WASHINGTON — The largest nonprofit health management organization in the United States announced June 3 it will stop buying furniture made with polyurethane that contains flame retardants.

Kaiser Permanente intends to avoid purchasing products that contain any type of chemical flame retardant, including Firemaster 550 and others that remain federally approved for use out of concern for exposing patients and clients to increasing levels of potentially harmful or toxic chemicals in the environment.

Kaiser spends about $30 million each year furnishing its 38 hospitals and 600 medical office buildings in eight states and the District of Columbia.

“Our mission is the health of our patients and of our communities … and that mission includes paying attention to pollutants that can cause illness,” Kathy Gerwig, vice president and environmental stewardship officer at Kaiser, said during a call with reporters June 3. “We are the first health care system to make this change,” she added, “but we expect many more announcements to be forthcoming.”

The company says it is working with its furniture manufacturers to meet the revised standards, and expects to see flame retardant-free furnishings in its hospitals over the next one to three years.

“Kaiser Permanente is creating national momentum in the health care sector for abandoning flame retardant chemicals in exchange for safer alternatives,” said Gary Cohen, president and founder of Health Care Without Harm and the Healthier Hospitals Initiative, in a news release. “The Healthier Hospitals Initiative is working with 1,000 hospitals across the country to protect public health and prevent disease through implementing sustainability strategies. We will utilize this broad hospital network to drive toxic flame retardants out of healthcare and create the demand for their phase out from our schools and homes as well.”

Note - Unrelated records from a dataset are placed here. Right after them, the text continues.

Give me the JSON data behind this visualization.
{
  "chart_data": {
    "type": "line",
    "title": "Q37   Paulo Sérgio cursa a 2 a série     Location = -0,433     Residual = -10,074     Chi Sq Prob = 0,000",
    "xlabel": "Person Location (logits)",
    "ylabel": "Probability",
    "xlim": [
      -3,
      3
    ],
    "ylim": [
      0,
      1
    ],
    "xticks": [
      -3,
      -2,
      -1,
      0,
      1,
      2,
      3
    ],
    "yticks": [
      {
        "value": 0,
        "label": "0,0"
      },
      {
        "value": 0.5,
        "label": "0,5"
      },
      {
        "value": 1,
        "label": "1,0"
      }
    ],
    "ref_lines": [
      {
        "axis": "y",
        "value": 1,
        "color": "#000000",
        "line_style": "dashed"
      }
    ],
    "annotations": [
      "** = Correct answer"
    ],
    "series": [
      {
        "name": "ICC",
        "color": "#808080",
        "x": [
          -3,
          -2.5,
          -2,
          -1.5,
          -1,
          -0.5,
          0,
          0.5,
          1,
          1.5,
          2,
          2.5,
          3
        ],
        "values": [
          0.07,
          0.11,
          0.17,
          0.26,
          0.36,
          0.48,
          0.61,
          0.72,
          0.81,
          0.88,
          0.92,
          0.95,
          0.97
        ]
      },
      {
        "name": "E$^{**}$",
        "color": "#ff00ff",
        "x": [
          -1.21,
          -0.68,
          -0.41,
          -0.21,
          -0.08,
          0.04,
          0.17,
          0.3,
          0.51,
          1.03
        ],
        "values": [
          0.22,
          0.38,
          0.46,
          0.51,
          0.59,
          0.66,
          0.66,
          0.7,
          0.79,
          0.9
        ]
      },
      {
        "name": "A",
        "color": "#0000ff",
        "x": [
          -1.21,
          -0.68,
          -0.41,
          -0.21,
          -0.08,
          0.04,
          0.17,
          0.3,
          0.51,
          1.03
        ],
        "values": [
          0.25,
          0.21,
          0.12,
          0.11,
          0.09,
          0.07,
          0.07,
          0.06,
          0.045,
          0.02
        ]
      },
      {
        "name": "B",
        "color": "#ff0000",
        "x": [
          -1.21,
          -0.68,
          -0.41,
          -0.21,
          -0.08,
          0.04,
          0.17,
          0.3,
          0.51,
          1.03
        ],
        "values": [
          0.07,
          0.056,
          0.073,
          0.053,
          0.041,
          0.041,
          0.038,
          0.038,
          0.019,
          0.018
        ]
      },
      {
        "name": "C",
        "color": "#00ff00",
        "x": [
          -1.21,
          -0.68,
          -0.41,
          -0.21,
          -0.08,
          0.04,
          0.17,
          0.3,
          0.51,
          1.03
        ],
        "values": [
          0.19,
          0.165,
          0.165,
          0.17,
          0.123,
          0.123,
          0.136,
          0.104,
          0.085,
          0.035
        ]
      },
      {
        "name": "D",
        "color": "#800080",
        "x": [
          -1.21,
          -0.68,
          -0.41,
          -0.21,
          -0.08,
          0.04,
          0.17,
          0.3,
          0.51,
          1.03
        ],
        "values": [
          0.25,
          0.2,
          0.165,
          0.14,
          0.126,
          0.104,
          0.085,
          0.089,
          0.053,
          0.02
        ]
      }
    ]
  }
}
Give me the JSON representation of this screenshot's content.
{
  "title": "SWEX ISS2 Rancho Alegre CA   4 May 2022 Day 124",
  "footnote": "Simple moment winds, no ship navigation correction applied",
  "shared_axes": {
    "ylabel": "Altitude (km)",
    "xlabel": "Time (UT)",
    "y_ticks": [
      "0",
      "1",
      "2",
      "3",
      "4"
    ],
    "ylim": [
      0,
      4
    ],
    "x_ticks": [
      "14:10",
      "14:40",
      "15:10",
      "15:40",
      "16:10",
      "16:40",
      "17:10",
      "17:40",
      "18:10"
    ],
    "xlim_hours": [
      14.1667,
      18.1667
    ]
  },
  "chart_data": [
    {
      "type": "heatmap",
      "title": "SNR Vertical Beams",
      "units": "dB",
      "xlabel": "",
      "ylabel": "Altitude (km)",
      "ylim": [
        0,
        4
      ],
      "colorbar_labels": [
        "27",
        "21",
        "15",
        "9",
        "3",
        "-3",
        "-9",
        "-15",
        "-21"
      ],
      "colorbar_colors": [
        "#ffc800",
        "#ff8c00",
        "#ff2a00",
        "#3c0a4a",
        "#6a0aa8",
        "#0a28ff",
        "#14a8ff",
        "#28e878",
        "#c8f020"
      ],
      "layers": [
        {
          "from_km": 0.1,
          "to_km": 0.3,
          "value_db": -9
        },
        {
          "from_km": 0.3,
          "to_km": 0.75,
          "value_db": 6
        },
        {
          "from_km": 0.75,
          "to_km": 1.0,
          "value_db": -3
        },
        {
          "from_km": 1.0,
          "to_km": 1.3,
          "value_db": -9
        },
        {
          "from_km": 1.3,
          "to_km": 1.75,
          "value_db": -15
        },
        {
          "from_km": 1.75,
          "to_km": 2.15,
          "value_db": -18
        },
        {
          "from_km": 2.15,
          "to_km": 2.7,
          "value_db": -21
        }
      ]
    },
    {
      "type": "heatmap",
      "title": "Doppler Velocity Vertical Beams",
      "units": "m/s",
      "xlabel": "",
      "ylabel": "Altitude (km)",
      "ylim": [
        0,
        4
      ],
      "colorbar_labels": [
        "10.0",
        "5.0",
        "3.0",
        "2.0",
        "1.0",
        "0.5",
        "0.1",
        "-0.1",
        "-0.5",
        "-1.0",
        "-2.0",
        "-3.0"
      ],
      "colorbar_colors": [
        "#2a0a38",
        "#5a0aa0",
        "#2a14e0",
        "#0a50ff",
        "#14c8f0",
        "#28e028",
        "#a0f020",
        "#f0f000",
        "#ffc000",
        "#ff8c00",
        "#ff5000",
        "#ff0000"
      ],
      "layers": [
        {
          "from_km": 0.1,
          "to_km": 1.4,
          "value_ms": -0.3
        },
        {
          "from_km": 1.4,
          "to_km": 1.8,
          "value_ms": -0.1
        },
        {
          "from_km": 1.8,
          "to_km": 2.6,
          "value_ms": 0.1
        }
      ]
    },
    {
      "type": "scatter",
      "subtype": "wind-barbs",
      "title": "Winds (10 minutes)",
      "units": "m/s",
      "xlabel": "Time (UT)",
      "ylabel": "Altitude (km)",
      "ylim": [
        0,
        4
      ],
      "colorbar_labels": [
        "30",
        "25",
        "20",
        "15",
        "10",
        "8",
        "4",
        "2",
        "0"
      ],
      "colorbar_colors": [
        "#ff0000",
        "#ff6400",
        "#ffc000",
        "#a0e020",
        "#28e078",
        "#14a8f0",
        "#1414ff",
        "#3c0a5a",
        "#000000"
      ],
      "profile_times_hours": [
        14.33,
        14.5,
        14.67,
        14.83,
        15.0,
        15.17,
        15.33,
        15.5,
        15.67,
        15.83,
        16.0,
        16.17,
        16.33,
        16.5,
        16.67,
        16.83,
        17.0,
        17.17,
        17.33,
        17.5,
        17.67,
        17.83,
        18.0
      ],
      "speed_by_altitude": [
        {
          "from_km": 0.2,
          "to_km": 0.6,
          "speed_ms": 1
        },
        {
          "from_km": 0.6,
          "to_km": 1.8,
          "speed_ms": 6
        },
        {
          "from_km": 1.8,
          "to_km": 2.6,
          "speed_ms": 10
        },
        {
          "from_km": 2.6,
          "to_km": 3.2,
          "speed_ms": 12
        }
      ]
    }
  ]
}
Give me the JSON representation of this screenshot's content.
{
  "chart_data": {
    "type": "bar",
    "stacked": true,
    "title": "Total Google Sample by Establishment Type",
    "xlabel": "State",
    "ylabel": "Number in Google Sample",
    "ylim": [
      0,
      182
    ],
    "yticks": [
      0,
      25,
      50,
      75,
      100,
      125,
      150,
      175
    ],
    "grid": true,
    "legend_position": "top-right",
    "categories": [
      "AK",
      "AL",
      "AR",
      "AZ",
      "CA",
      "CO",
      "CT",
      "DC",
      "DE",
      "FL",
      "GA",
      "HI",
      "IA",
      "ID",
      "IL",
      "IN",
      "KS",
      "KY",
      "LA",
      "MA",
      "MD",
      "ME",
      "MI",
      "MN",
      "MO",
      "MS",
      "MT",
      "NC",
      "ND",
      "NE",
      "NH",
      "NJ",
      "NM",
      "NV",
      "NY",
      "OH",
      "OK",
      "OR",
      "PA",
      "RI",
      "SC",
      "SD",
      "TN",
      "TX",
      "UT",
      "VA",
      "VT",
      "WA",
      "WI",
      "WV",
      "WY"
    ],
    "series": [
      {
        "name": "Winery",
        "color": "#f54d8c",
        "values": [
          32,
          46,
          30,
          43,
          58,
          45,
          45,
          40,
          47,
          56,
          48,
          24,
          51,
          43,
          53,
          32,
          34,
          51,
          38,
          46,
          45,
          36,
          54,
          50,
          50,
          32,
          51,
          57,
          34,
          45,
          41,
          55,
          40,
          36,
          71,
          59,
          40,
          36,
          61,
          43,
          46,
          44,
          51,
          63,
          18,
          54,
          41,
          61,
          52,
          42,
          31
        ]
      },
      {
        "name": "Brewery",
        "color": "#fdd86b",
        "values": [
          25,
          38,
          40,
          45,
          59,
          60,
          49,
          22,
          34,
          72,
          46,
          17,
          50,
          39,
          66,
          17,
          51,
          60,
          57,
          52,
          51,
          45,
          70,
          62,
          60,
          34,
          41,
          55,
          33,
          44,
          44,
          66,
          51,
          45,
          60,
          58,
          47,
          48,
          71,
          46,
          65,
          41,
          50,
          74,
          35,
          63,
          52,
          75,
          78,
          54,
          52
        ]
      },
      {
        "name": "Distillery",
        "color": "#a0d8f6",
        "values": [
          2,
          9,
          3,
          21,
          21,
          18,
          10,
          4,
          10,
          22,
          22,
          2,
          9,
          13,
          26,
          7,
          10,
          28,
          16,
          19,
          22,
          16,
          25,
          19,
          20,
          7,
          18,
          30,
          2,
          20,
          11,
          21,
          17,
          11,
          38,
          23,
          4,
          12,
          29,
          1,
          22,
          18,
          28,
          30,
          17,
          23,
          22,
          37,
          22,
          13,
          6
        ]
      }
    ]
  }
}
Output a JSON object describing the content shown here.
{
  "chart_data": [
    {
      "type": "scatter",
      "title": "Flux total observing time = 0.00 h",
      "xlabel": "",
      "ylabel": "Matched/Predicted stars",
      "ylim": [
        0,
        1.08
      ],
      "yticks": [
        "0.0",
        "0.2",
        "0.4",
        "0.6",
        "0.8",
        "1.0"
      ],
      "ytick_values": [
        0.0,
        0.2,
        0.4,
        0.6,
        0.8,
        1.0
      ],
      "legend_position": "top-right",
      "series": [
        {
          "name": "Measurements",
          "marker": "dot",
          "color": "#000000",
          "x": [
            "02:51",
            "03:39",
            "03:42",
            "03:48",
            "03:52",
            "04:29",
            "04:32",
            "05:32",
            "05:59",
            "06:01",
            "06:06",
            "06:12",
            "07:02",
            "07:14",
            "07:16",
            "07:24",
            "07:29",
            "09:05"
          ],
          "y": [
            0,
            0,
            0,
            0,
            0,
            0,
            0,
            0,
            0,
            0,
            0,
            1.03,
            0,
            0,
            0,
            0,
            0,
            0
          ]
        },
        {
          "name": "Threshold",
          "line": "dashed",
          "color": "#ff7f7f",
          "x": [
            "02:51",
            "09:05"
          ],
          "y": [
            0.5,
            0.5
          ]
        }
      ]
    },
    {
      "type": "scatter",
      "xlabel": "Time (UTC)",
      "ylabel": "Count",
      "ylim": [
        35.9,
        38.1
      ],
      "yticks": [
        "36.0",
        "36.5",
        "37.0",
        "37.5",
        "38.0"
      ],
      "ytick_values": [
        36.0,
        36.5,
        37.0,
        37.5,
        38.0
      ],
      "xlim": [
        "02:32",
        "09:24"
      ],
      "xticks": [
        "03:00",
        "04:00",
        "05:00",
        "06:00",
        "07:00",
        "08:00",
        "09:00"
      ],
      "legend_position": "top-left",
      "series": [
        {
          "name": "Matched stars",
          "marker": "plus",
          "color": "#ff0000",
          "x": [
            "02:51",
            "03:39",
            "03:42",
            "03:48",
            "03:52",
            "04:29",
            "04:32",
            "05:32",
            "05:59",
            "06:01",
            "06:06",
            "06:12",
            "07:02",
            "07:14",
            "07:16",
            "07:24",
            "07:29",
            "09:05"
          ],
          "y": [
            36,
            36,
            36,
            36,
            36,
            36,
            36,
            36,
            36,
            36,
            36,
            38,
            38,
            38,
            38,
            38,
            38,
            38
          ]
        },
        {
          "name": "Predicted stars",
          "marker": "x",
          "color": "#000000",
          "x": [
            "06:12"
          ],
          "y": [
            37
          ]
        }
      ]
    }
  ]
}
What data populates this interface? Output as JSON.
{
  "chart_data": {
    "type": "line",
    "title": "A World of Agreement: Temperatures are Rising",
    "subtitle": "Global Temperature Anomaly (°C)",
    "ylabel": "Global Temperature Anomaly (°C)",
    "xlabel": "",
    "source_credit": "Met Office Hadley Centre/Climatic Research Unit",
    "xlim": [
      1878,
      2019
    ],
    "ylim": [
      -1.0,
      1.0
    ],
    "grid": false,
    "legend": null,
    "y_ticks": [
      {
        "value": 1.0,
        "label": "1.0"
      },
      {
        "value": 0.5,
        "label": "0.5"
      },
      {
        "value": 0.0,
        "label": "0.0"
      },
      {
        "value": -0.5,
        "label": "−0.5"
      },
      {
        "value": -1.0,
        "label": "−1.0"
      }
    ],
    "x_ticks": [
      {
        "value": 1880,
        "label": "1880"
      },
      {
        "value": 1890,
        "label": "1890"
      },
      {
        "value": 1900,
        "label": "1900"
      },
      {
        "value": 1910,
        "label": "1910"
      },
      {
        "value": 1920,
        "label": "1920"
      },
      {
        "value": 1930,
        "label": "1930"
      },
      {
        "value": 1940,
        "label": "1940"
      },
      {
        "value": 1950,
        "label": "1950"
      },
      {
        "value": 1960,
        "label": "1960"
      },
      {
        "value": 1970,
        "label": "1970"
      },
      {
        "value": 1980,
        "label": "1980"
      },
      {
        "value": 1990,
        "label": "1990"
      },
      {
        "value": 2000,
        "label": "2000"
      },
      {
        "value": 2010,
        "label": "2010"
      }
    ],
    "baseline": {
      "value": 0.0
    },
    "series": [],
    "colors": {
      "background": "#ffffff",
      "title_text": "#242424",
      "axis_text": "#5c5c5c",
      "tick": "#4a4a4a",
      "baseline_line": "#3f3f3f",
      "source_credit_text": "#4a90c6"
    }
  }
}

Kaiser has already used its high profile and significant buying power to lead the way on other, smaller materials selection changes, including encouraging a move away from vinyl, carpets that include PVC and other “chemicals of concern” and heavy metals.

“Kaiser continues to lead the way in putting its money behind its commitments to provide a safe environment for its customers and workers,” said Andy Igrejas, director of advocacy group Safer Chemicals, Healthy Families said. “This policy is broad enough, and Kaiser is big enough, that this decision will have a positive impact on public health and the marketplace.”

The Kaiser by decision to move away from furniture with flame retardant comes following the January implementation of a California law eliminating requirements that manufacturers add flame retardants to upholstered furniture. A state law from the 1970s required the chemicals in an effort to stop cigarette fires, and the California legal standard quickly became a de facto national standard for manufacturers. But recent studies have linked flame retardant exposure to cancer, reproductive disorders and developmental delays in children.

The change in California law is being disputed, however. Flame retardant-maker Chemtura Corp.filed a suit against the state of California, in an effort to bring back the open-flame testing standard that led to the use of the chemicals in the first place. 

But the federal government is already rethinking its stance on flame retardants and taking a closer look at their possibly toxicity.

The U.S. Environmental Protection Agency released a draft rule last fall, looking for safer alternatives to the flame retardant chemical hexabromocyclododecane (HBCD) in polystyrene building insulation due to its “persistent, bioaccumulative and toxic characteristics,” the agency said.

HBCD was one of five flame retardants commonly used in the plastics industry that EPA planned to scrutinize starting in 2013, under a “full risk assessment” plan that usually takes a year or more.